Después de tomar la decisión de mantener a Cecilia en coma inducido, la espera del final parecía acercarse, sin embargo, Dios tuvo la última palabra. A los cinco días, aproximadamente, el estado de salud de Celia pareció mejorar, los médicos sorprendidos siguieron con el caso hasta que llegó a recuperarse completamente. El cardenal salvadoreño Gregorio Rosa Chávez reunió las pruebas médicas, análisis, radiografías, otros documentos y los testimonios para respaldar el milagro y fueron enviados a Roma. Sin duda lo acontecido ha sido una intervención de Dios.

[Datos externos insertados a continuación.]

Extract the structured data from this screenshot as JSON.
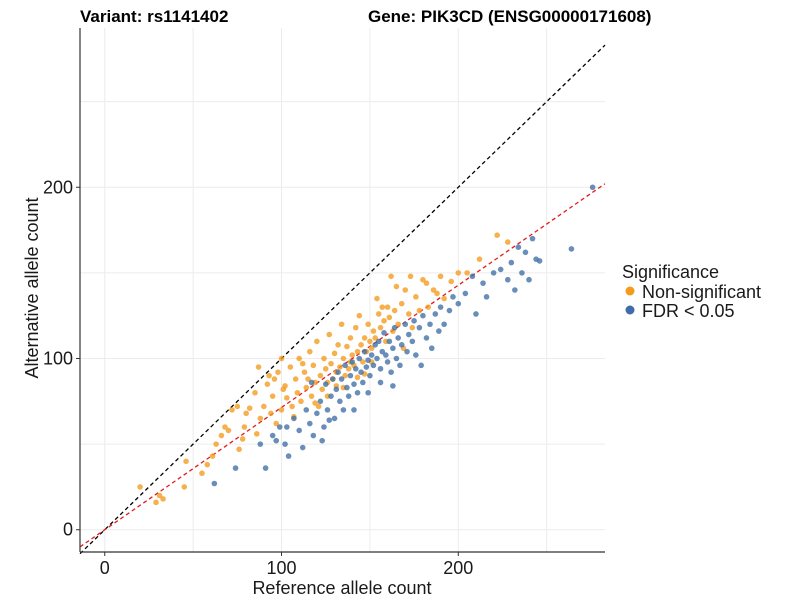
{
  "chart_data": {
    "type": "scatter",
    "title_left": "Variant: rs1141402",
    "title_right": "Gene: PIK3CD (ENSG00000171608)",
    "xlabel": "Reference allele count",
    "ylabel": "Alternative allele count",
    "xlim": [
      -14,
      283
    ],
    "ylim": [
      -13,
      293
    ],
    "xticks": [
      0,
      100,
      200
    ],
    "yticks": [
      0,
      100,
      200
    ],
    "grid": true,
    "legend": {
      "title": "Significance",
      "position": "right",
      "entries": [
        {
          "name": "Non-significant",
          "color": "#F39B1C"
        },
        {
          "name": "FDR < 0.05",
          "color": "#3E6EA5"
        }
      ]
    },
    "reference_lines": [
      {
        "name": "identity",
        "slope": 1,
        "intercept": 0,
        "color": "#000000",
        "dash": true
      },
      {
        "name": "fit",
        "slope": 0.714,
        "intercept": 0,
        "color": "#E41A1C",
        "dash": true
      }
    ],
    "series": [
      {
        "name": "Non-significant",
        "color": "#F39B1C",
        "points": [
          [
            20,
            25
          ],
          [
            29,
            16
          ],
          [
            31,
            20
          ],
          [
            33,
            18
          ],
          [
            45,
            25
          ],
          [
            46,
            40
          ],
          [
            55,
            33
          ],
          [
            58,
            38
          ],
          [
            61,
            43
          ],
          [
            63,
            50
          ],
          [
            66,
            55
          ],
          [
            68,
            60
          ],
          [
            70,
            58
          ],
          [
            72,
            70
          ],
          [
            75,
            72
          ],
          [
            76,
            47
          ],
          [
            78,
            53
          ],
          [
            79,
            60
          ],
          [
            80,
            68
          ],
          [
            82,
            71
          ],
          [
            85,
            80
          ],
          [
            86,
            56
          ],
          [
            88,
            65
          ],
          [
            90,
            72
          ],
          [
            92,
            85
          ],
          [
            93,
            90
          ],
          [
            95,
            78
          ],
          [
            96,
            88
          ],
          [
            97,
            62
          ],
          [
            98,
            92
          ],
          [
            100,
            100
          ],
          [
            100,
            70
          ],
          [
            102,
            84
          ],
          [
            103,
            77
          ],
          [
            105,
            95
          ],
          [
            106,
            72
          ],
          [
            108,
            88
          ],
          [
            109,
            80
          ],
          [
            110,
            100
          ],
          [
            111,
            75
          ],
          [
            113,
            92
          ],
          [
            114,
            83
          ],
          [
            116,
            104
          ],
          [
            117,
            78
          ],
          [
            118,
            96
          ],
          [
            119,
            86
          ],
          [
            120,
            110
          ],
          [
            121,
            72
          ],
          [
            122,
            90
          ],
          [
            123,
            82
          ],
          [
            124,
            100
          ],
          [
            125,
            94
          ],
          [
            126,
            86
          ],
          [
            127,
            114
          ],
          [
            128,
            97
          ],
          [
            129,
            88
          ],
          [
            130,
            103
          ],
          [
            131,
            84
          ],
          [
            132,
            108
          ],
          [
            133,
            95
          ],
          [
            134,
            120
          ],
          [
            135,
            100
          ],
          [
            136,
            90
          ],
          [
            137,
            107
          ],
          [
            138,
            94
          ],
          [
            139,
            112
          ],
          [
            140,
            102
          ],
          [
            141,
            96
          ],
          [
            142,
            118
          ],
          [
            143,
            104
          ],
          [
            144,
            125
          ],
          [
            145,
            108
          ],
          [
            146,
            98
          ],
          [
            147,
            112
          ],
          [
            148,
            104
          ],
          [
            149,
            120
          ],
          [
            150,
            110
          ],
          [
            151,
            98
          ],
          [
            152,
            116
          ],
          [
            153,
            112
          ],
          [
            154,
            135
          ],
          [
            155,
            126
          ],
          [
            156,
            118
          ],
          [
            158,
            122
          ],
          [
            159,
            110
          ],
          [
            160,
            130
          ],
          [
            161,
            124
          ],
          [
            162,
            148
          ],
          [
            163,
            116
          ],
          [
            164,
            128
          ],
          [
            166,
            120
          ],
          [
            168,
            132
          ],
          [
            169,
            106
          ],
          [
            170,
            140
          ],
          [
            172,
            126
          ],
          [
            174,
            118
          ],
          [
            176,
            136
          ],
          [
            178,
            128
          ],
          [
            180,
            146
          ],
          [
            183,
            130
          ],
          [
            186,
            140
          ],
          [
            188,
            138
          ],
          [
            190,
            148
          ],
          [
            192,
            135
          ],
          [
            196,
            145
          ],
          [
            200,
            150
          ],
          [
            205,
            150
          ],
          [
            212,
            158
          ],
          [
            222,
            172
          ],
          [
            228,
            168
          ],
          [
            87,
            95
          ],
          [
            94,
            68
          ],
          [
            101,
            82
          ],
          [
            107,
            66
          ],
          [
            112,
            97
          ],
          [
            115,
            88
          ],
          [
            119,
            74
          ],
          [
            126,
            78
          ],
          [
            131,
            92
          ],
          [
            135,
            83
          ],
          [
            139,
            98
          ],
          [
            143,
            89
          ],
          [
            147,
            91
          ],
          [
            151,
            106
          ],
          [
            157,
            130
          ],
          [
            165,
            142
          ],
          [
            173,
            148
          ],
          [
            182,
            144
          ]
        ]
      },
      {
        "name": "FDR < 0.05",
        "color": "#3E6EA5",
        "points": [
          [
            62,
            27
          ],
          [
            74,
            36
          ],
          [
            91,
            36
          ],
          [
            95,
            55
          ],
          [
            99,
            60
          ],
          [
            102,
            50
          ],
          [
            104,
            43
          ],
          [
            107,
            65
          ],
          [
            110,
            58
          ],
          [
            112,
            48
          ],
          [
            114,
            70
          ],
          [
            116,
            62
          ],
          [
            118,
            55
          ],
          [
            120,
            68
          ],
          [
            122,
            75
          ],
          [
            124,
            60
          ],
          [
            125,
            85
          ],
          [
            126,
            70
          ],
          [
            128,
            78
          ],
          [
            129,
            88
          ],
          [
            130,
            65
          ],
          [
            131,
            82
          ],
          [
            132,
            92
          ],
          [
            133,
            75
          ],
          [
            134,
            88
          ],
          [
            135,
            70
          ],
          [
            136,
            96
          ],
          [
            137,
            83
          ],
          [
            138,
            78
          ],
          [
            139,
            90
          ],
          [
            140,
            98
          ],
          [
            141,
            85
          ],
          [
            142,
            94
          ],
          [
            143,
            80
          ],
          [
            144,
            100
          ],
          [
            145,
            92
          ],
          [
            146,
            86
          ],
          [
            147,
            104
          ],
          [
            148,
            95
          ],
          [
            149,
            99
          ],
          [
            150,
            90
          ],
          [
            151,
            102
          ],
          [
            152,
            96
          ],
          [
            153,
            108
          ],
          [
            154,
            100
          ],
          [
            155,
            110
          ],
          [
            156,
            94
          ],
          [
            157,
            104
          ],
          [
            158,
            115
          ],
          [
            159,
            102
          ],
          [
            160,
            98
          ],
          [
            161,
            110
          ],
          [
            162,
            92
          ],
          [
            163,
            106
          ],
          [
            164,
            118
          ],
          [
            165,
            100
          ],
          [
            166,
            112
          ],
          [
            167,
            96
          ],
          [
            168,
            108
          ],
          [
            170,
            120
          ],
          [
            171,
            104
          ],
          [
            172,
            114
          ],
          [
            174,
            110
          ],
          [
            175,
            122
          ],
          [
            176,
            102
          ],
          [
            178,
            118
          ],
          [
            179,
            96
          ],
          [
            180,
            125
          ],
          [
            182,
            112
          ],
          [
            184,
            120
          ],
          [
            185,
            106
          ],
          [
            187,
            126
          ],
          [
            189,
            116
          ],
          [
            190,
            130
          ],
          [
            192,
            120
          ],
          [
            195,
            128
          ],
          [
            197,
            136
          ],
          [
            200,
            132
          ],
          [
            204,
            138
          ],
          [
            208,
            148
          ],
          [
            210,
            126
          ],
          [
            214,
            144
          ],
          [
            216,
            136
          ],
          [
            220,
            150
          ],
          [
            224,
            152
          ],
          [
            228,
            146
          ],
          [
            230,
            156
          ],
          [
            232,
            140
          ],
          [
            234,
            165
          ],
          [
            236,
            150
          ],
          [
            238,
            162
          ],
          [
            240,
            146
          ],
          [
            242,
            170
          ],
          [
            244,
            158
          ],
          [
            246,
            157
          ],
          [
            264,
            164
          ],
          [
            276,
            200
          ],
          [
            88,
            50
          ],
          [
            97,
            52
          ],
          [
            103,
            60
          ],
          [
            117,
            86
          ],
          [
            123,
            52
          ],
          [
            127,
            64
          ],
          [
            141,
            70
          ],
          [
            149,
            80
          ],
          [
            156,
            86
          ],
          [
            163,
            84
          ]
        ]
      }
    ]
  }
}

Los milagros existen y son reales, pero por ser extraordinarios, son pocos y no a todos se nos conceden, son regalos y manifestaciones de Dios y su bondad. Ante esos regalos no podemos desanimarnos, tener enojos o envidias por no tener uno de ellos, al contrario debería darnos gusto de que Dios se acuerda de nuestros hermanos. Así como monseñor Romero el pastor de los pobres, que en medio de las dificultades siempre tenía una palabra para su pueblo, con una vida sobria pero llena de lo más valioso: un amor para todos.

La vida de este santo nos recuerda a tantas personas que sin hacer mucho ruido en los medios de comunicación, les basta el bien que hacen a otros hermanos nuestros en necesidad. Por tanto en este tiempo es más que claro que la invitación es compartir al Señor resucitado, el pan de la esperanza, de la bondad, del perdón y de la conversión, como diría monseñor Romero: Este es el pensamiento fundamental de mi predicación: nada me importa tanto como la vida humana... (Homilía 16-03-1980).